О! Прекрасные женщины,
которым уже хватает самих себя!
От тоски и поденщины,
Они бегут на ипподром, ухажеров губя.
И ставят на хрупких жоккеев,
Точнее на их лошадей,
Сокровища Маккавеев,
Пригоршни дождей.
Говорят, что и тебя тут заметили,
Швырявшую царские, золотые рубли,
Что скальпель и ботекс старенье замедлили,
А глаза холодный блеск. обрели.
Помнишь, в безденежьи, поздними вёснами,
Мы любили крыши и чердаки,
И черпали звезды, серебристыми вёслами,
И гоняли русалок со дна реки.
Потом ты прыгала в реку, легко и уверенно,
И плыла среди кувшинок, как язь....
Точней язиха...
становилось ветрено,
И мы уходили на дачу, смеясь.
В чёрном бору на нас что то накатывало,
И мир сужался до глазного зрачка...
Ночь догоняла сумерки, накапывало,
Шли века.
Потом все рассыпалось на "вы", "мы" "ты",
Нас время сдуло с ладони, пропала связь...
Женщины на ипподроме тщательно вымыты
Сумочки их уверены, что жизнь удалась.
Когда скачут лошади, (о как они скачут!)
Превращая дорожку в чёрное пюре,
Женщины от страсти всхлипывая, зовут удачу,
Как молодого любовника, на примятой заре.

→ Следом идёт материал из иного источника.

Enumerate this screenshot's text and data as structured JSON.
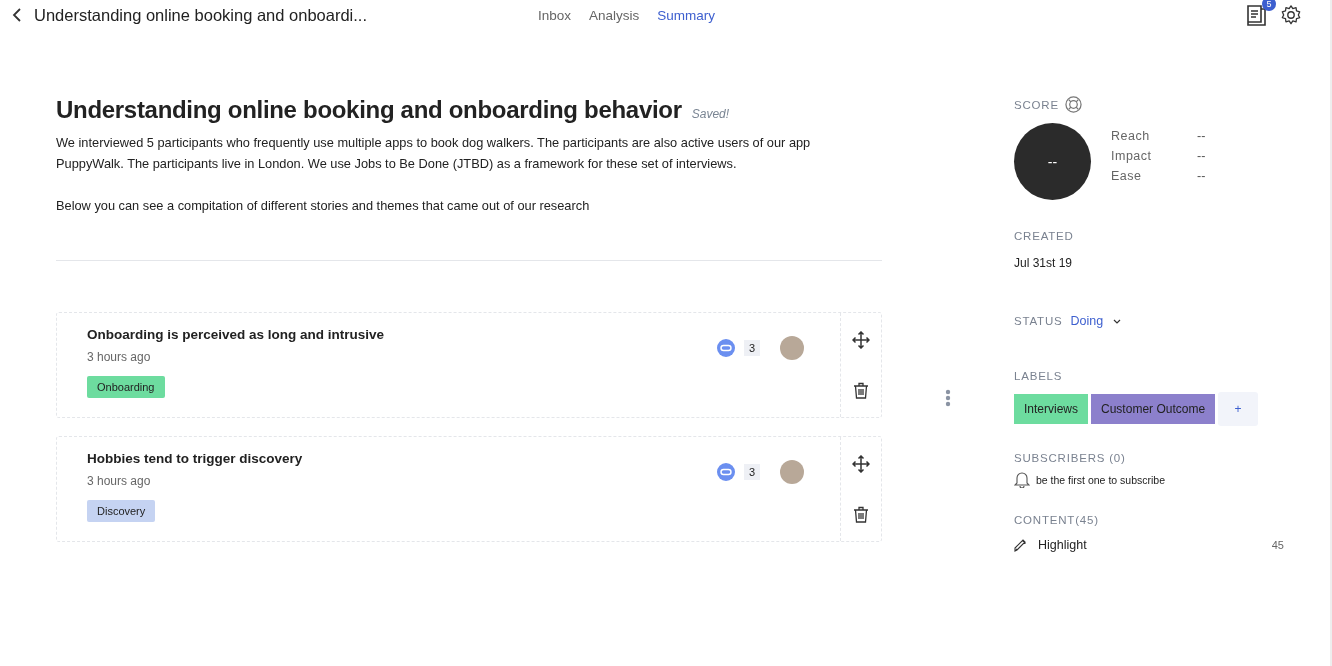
{
  "header": {
    "title": "Understanding online booking and onboardi...",
    "notification_count": "5"
  },
  "tabs": [
    {
      "label": "Inbox",
      "selected": false
    },
    {
      "label": "Analysis",
      "selected": false
    },
    {
      "label": "Summary",
      "selected": true
    }
  ],
  "page": {
    "title": "Understanding online booking and onboarding behavior",
    "save_status": "Saved!",
    "description_lines": [
      "We interviewed 5 participants who frequently use multiple apps to book dog walkers. The participants are also active users of our app",
      "PuppyWalk. The participants live in  London. We use Jobs to Be Done (JTBD) as a framework for these set of interviews."
    ],
    "note": "Below you can see a compitation of different stories and themes that came out of our research"
  },
  "insights": [
    {
      "title": "Onboarding is perceived as long and intrusive",
      "time": "3 hours ago",
      "tag": {
        "label": "Onboarding",
        "color": "#6ddc9f"
      },
      "comments": "3"
    },
    {
      "title": "Hobbies tend to trigger discovery",
      "time": "3 hours ago",
      "tag": {
        "label": "Discovery",
        "color": "#c5d3f2"
      },
      "comments": "3"
    }
  ],
  "sidebar": {
    "score_heading": "SCORE",
    "score_value": "--",
    "metrics": [
      {
        "label": "Reach",
        "value": "--"
      },
      {
        "label": "Impact",
        "value": "--"
      },
      {
        "label": "Ease",
        "value": "--"
      }
    ],
    "created_heading": "CREATED",
    "created": "Jul 31st 19",
    "status_heading": "STATUS",
    "status": "Doing",
    "labels_heading": "LABELS",
    "labels": [
      {
        "label": "Interviews",
        "color": "#6ddc9f"
      },
      {
        "label": "Customer Outcome",
        "color": "#8c80cc"
      }
    ],
    "add_label": "+",
    "subscribers_heading": "SUBSCRIBERS (0)",
    "subscribe_hint": "be the first one to subscribe",
    "content_heading": "CONTENT(45)",
    "content": [
      {
        "label": "Highlight",
        "count": "45"
      }
    ]
  }
}
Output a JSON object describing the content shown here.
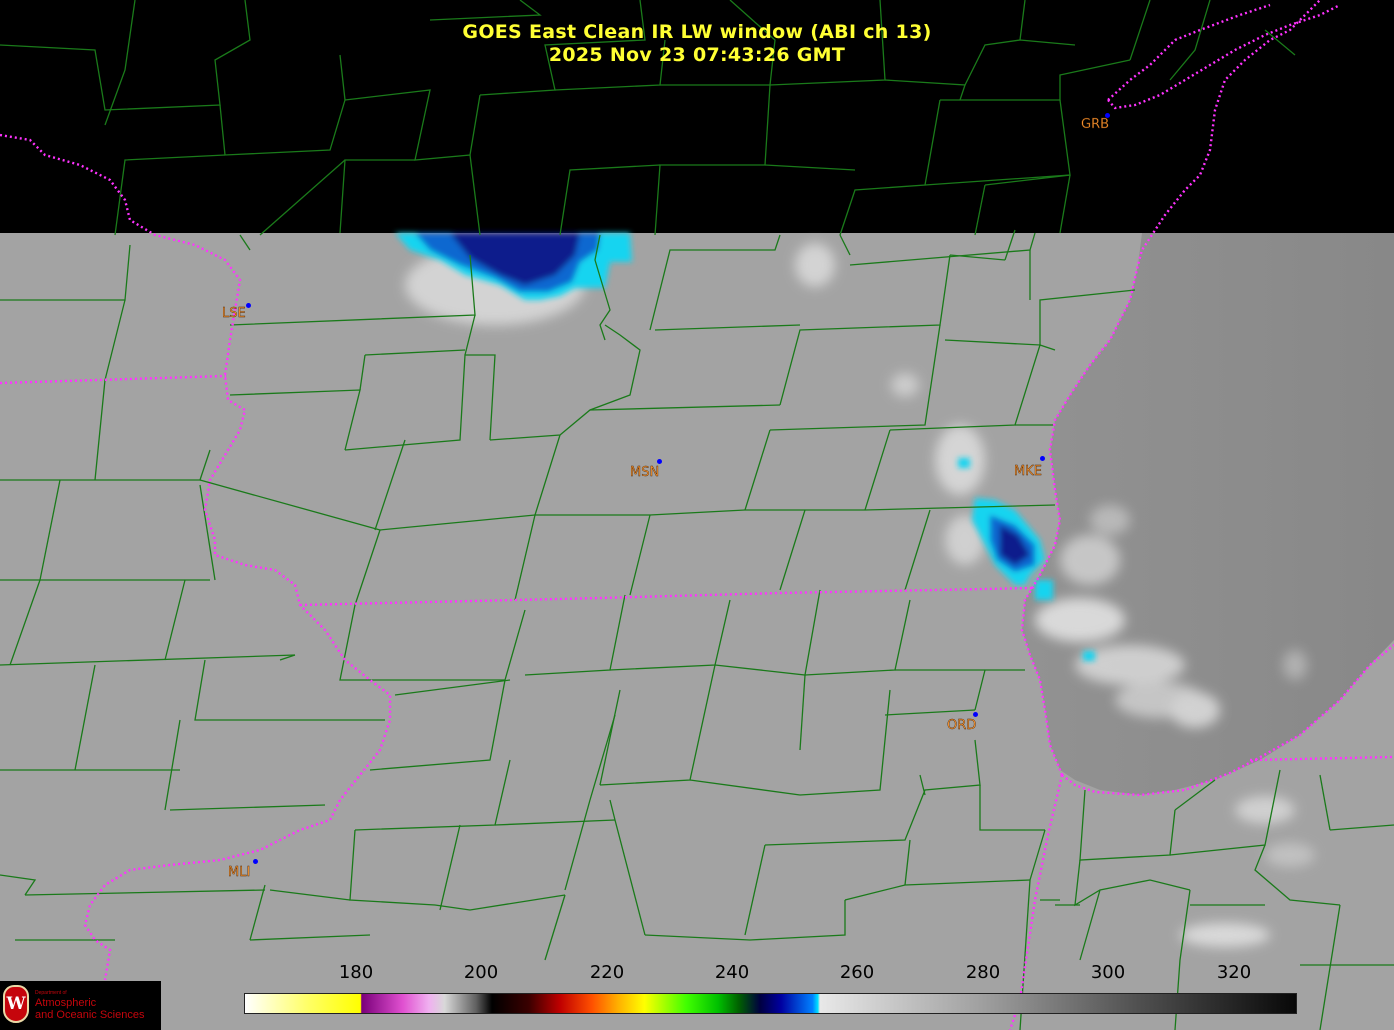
{
  "title": {
    "line1": "GOES East Clean IR LW window (ABI ch 13)",
    "line2": "2025 Nov 23  07:43:26 GMT"
  },
  "stations": [
    {
      "code": "GRB"
    },
    {
      "code": "LSE"
    },
    {
      "code": "MSN"
    },
    {
      "code": "MKE"
    },
    {
      "code": "ORD"
    },
    {
      "code": "MLI"
    }
  ],
  "colorbar": {
    "ticks": [
      "180",
      "200",
      "220",
      "240",
      "260",
      "280",
      "300",
      "320"
    ]
  },
  "logo": {
    "letter": "W",
    "dept": "Department of",
    "line1": "Atmospheric",
    "line2": "and Oceanic Sciences"
  },
  "colors": {
    "title": "#ffff33",
    "station_label": "#ff9a33",
    "county_line": "#1a7a1a",
    "state_border": "#ff33ff",
    "land_gray": "#a3a3a3",
    "lake_gray": "#8f8f8f",
    "cold_cloud_blue": "#0a1e8c",
    "cold_cloud_cyan": "#19d4f0"
  }
}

На них наводят бинокли и другую оптику,
Как на пришельцев, на красивых птиц,
Те, кто испытывает нежность к облику,
Кто пред медовой кожей падает ниц.
Открыты их плечи,
И шеи- "ад либитум"
Треплет ветер дорогие платки,
На кольцах инициалы выбиты,
Руки, как карельский мрамор гладки!
Ещё не старухи, но уже не вишенки,
Злой возраст, предпоследний азарт,
Взгляд богини, наглость нищенки,
Холод ацтеков, беспощадность хазар.
Им некого винить, закатывать истерики
Некому,
одинок их полет.
Неважно фунты, стерлинги,
В результате тот же лед!
Я забрёл сюда, когда оказался в Бристоле,
Столице подводных лодок, покачивавшихся вдали.
Говорят от этой невзрачной пристани,
Отходили знаменитые корабли.
Прощай, прощай, моя печальная чайка,
Скоро к сердцу подкатит неумолимый тромб,
Вечерняя заря расцвела и зачахла.
Ястреб пронзительным взглядом ощупывает ипподром!